Fare rete per ripensare l’organizzazione

Dopo la salute delle nostre persone, altrettanto fondamentale è la salute della nostra organizzazione che, se necessario, dovrà evolvere e trasformarsi, continuare a crescere. Fare network, comunicare e affidarsi agli altri chiedendo aiuto laddove non bastano le energie individuali è imprescindibile. Credo infatti che la “nuova normalità” debba essere basata su un’intensa e profonda collaborazione tra realtà diverse per favorire resilienza, innovazione e sicurezza a lungo termine.
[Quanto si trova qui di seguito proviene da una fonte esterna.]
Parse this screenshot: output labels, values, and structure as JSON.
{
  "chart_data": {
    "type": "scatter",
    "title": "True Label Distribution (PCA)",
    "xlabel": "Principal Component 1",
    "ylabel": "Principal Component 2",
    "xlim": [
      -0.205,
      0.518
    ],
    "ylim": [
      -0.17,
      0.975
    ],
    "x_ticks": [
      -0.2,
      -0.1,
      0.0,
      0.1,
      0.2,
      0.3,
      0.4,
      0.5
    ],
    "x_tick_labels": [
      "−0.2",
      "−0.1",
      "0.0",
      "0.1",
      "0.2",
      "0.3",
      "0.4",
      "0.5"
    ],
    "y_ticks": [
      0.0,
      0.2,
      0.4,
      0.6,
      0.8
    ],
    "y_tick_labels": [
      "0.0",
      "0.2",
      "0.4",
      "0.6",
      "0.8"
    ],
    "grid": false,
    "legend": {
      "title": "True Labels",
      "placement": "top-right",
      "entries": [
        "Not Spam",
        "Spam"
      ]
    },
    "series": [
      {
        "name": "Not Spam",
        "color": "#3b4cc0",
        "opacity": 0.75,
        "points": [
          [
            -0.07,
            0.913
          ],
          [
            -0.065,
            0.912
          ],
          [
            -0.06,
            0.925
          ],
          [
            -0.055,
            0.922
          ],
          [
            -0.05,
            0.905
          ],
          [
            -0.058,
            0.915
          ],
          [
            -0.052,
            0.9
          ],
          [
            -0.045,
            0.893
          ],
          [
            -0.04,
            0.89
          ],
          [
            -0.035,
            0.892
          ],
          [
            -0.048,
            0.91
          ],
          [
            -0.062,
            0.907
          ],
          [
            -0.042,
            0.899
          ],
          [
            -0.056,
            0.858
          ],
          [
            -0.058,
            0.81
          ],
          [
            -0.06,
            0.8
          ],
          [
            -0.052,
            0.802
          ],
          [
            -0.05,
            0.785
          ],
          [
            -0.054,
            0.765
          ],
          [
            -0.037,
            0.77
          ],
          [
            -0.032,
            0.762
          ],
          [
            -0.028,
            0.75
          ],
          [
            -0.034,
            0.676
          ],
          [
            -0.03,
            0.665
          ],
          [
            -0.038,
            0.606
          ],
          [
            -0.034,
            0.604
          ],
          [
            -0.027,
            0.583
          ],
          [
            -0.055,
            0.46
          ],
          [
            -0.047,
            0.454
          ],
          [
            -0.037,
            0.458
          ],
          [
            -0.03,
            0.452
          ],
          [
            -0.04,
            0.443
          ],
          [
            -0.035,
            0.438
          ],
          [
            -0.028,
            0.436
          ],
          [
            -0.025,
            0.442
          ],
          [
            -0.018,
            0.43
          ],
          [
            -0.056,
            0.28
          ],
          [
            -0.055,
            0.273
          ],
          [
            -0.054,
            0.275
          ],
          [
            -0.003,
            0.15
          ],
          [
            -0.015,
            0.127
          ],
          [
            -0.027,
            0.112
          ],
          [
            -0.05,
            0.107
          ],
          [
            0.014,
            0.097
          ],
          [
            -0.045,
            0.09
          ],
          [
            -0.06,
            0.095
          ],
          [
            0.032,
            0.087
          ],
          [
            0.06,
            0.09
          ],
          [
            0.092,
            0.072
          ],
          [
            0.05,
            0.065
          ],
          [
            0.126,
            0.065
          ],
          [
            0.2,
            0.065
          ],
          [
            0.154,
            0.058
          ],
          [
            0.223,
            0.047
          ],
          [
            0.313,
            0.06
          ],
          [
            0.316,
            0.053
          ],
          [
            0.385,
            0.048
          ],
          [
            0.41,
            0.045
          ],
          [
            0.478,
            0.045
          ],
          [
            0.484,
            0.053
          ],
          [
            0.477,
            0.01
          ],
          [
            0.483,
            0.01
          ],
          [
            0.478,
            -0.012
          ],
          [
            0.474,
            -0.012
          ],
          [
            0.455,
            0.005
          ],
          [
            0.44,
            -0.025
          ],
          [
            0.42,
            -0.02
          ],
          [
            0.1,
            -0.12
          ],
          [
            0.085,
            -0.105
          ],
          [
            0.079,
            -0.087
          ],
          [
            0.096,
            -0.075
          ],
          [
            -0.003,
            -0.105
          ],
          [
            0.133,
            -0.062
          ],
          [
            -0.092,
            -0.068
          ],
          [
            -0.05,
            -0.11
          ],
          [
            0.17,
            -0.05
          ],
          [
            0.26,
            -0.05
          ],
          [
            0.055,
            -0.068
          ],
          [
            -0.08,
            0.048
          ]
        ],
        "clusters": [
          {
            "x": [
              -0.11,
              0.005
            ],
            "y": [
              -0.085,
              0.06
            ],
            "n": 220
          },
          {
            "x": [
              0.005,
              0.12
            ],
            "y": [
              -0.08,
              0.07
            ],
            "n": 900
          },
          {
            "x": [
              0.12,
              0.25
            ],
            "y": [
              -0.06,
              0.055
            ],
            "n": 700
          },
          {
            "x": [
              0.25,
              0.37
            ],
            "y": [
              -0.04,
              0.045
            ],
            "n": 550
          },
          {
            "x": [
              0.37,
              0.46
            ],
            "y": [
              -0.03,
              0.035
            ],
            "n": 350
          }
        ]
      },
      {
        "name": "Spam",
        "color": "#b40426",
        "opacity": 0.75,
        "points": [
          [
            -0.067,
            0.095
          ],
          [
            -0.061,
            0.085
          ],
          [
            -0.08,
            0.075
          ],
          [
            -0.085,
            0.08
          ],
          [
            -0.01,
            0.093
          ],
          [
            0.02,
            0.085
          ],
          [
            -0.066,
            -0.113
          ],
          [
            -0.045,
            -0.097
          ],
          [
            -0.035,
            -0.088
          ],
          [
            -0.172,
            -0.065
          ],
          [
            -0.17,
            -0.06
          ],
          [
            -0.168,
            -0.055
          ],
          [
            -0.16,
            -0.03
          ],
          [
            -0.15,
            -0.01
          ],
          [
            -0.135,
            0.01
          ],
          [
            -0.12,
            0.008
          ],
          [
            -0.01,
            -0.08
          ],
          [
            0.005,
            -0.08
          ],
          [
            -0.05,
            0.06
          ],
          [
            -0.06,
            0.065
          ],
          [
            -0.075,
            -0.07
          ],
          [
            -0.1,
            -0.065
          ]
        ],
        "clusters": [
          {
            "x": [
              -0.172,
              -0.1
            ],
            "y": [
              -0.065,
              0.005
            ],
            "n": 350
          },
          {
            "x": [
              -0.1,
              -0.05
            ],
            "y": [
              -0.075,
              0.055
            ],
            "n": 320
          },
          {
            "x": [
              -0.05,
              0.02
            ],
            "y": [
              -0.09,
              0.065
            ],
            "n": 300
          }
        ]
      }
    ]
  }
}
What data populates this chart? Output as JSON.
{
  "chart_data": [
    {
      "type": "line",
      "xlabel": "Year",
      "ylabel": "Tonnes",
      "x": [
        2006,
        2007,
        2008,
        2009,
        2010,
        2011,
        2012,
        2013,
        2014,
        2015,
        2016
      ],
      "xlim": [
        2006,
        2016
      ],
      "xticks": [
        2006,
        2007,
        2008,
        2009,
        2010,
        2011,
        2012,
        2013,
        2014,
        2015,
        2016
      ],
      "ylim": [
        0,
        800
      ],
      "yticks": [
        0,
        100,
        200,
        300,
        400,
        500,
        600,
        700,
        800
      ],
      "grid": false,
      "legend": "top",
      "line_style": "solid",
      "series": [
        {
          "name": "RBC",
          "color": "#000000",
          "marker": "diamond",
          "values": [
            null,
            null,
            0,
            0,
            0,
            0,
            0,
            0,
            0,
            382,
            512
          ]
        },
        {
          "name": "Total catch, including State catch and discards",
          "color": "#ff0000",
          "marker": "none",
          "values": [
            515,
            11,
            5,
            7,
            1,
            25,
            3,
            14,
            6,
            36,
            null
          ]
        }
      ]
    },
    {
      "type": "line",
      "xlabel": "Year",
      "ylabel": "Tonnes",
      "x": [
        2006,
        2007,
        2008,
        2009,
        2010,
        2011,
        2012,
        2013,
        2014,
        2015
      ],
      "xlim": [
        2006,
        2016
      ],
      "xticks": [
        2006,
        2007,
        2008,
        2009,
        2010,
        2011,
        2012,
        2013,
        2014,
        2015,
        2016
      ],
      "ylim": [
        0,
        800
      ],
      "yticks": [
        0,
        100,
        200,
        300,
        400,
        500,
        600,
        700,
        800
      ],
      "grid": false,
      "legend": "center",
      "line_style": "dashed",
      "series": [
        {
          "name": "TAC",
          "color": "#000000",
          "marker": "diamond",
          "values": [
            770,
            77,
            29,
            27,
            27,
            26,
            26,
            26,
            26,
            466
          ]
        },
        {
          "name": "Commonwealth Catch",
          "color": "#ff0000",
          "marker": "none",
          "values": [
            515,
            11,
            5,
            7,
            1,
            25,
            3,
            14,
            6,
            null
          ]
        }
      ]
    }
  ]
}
Quest’idea è anche alla base del nostro programma per una nuova normalità “Rise with Sodexo”, una metodologia ideata per rialzarci insieme da questo momento e guardare avanti con un approccio sistemico, in cui attivare le giuste soluzioni per combinare sicurezza e benessere con efficienza e produttività.

La pandemia sta ri-configurando il nostro modo di lavorare, di pensare e di descrivere il lavoro stesso, ma oltre alle sfide che ci pone di fronte, c’è anche qualche opportunità da cogliere. Paura, sicurezza, socializzazione e isolamento saranno concetti portanti della nostra vita professionale e privata. Ogni azienda dovrà mettere in gioco la propria apertura mentale e voglia di comunicare nei confronti dei propri collaboratori e stakeholder, per plasmare lo scenario futuro in cui si muoverà.